I do brilliantly at school and in extra curricular activities, but it's not enough. It's not what she wants me to do, or what she did growing up. I don't know if there is any way to reconcile her to being supportive of ME. I'm trying to stop caring what she thinks but it still hurts you know? At least I have my brother to defend me, although he's been getting in trouble for 'insolence' recently, and they theeatened to send me to a far off Uni :/.

I'm sorry this is more sharing than helpful, but you are not alone in this and it is rotten. Have you tried talking to het?

~ Clara

Beach_Blonde
April 1st, 2016, 11:09 AM
I don't even really know what to say to her to be honest. I just feel like I am a disappointment. Like I don't know if she found out I have a girlfriend or maybe because I have turned more to getting an education because I can't do sports now. I just don't know what it is. My sister said it happen to her too, that my mom goes through this phases of disappointment.

ClaraWho
April 1st, 2016, 08:00 PM
It's unfair, but you just do you. Pursue what you want independently and try to not think of her expectations. You only have one life, and she has hers. So long as you aren't messing it up, chin up, crack on. Some people spend their entire lives trying to impress parents who will never let them feel good enough. Then once their parents are gone of this world, they don't know who they are/what they want, or still try to make them proud. It's really sad.

~ Clara

Freckles
April 2nd, 2016, 10:54 AM
I thinkk sometimes they do that because they're afraid that you're growing up. They still see you as a little kid.

Serra
April 2nd, 2016, 11:56 AM
Yea I feel like i am never doing anything right. You should tell her how you feel if you are comfortable with it.

Beach_Blonde
April 2nd, 2016, 07:30 PM
I want to talk to her, I just feel like she is pushing me away. I can't tell if she is just resentful for having to take care of me so much, mad that I am not going down the path that she had wanted/planned for me, or just sad that i am growing up.....

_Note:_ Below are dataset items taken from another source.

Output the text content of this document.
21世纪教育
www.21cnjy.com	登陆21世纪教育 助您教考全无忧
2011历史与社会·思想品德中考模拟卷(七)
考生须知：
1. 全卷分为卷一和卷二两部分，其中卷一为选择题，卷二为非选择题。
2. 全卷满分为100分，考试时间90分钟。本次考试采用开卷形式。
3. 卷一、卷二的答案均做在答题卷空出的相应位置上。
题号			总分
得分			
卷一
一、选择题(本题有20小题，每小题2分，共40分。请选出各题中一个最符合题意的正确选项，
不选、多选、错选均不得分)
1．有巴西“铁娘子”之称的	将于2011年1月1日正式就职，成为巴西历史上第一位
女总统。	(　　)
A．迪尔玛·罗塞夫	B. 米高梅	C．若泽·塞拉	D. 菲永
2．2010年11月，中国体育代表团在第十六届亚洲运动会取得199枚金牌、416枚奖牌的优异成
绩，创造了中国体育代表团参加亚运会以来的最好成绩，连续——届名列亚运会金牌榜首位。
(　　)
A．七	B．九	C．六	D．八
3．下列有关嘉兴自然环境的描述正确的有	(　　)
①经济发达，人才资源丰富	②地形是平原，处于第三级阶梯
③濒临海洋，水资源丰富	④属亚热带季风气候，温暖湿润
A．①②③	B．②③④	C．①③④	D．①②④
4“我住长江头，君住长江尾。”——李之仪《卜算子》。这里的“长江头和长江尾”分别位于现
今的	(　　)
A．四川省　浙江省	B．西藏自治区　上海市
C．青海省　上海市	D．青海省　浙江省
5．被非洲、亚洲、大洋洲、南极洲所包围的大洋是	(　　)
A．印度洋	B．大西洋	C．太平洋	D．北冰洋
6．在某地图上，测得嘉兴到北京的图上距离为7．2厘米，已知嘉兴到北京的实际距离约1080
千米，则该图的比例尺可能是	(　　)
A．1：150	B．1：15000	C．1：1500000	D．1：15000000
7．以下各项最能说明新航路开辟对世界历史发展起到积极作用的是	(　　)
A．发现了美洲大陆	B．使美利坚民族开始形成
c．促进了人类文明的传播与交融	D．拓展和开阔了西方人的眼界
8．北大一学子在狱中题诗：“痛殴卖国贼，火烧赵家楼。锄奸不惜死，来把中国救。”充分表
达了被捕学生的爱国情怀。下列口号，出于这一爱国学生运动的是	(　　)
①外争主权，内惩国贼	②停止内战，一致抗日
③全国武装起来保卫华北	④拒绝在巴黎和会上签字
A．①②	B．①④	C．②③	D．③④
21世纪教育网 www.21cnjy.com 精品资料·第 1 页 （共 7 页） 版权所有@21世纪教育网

plus i am really worried she may have found out i have a girlfriend and she is all three because of it

Microcosm
April 3rd, 2016, 01:03 AM
TheQuietGirl,

The expectations of our parents typically mean more to us than those of others. We subconsciously think they know us better, and therefore their opinion is fact. They were the ones that taught us how to use the bathroom, brush our teeth, clean ourselves, make friends, lose friends, etc., and why can't they teach us about ourselves?

Because we are the only ones who really know ourselves. You, and not your mom, know who you are and who you want to be, and only you can truly decide what is right for you.

The best thing you can do right now is keep your head high. Perhaps she's compensating for something. Who knows, but what matters is that you can still be a great person whether she sees it or not. If she refuses to see the good in you and support you, then she's the one who is missing out, the one who has failed to be supportive.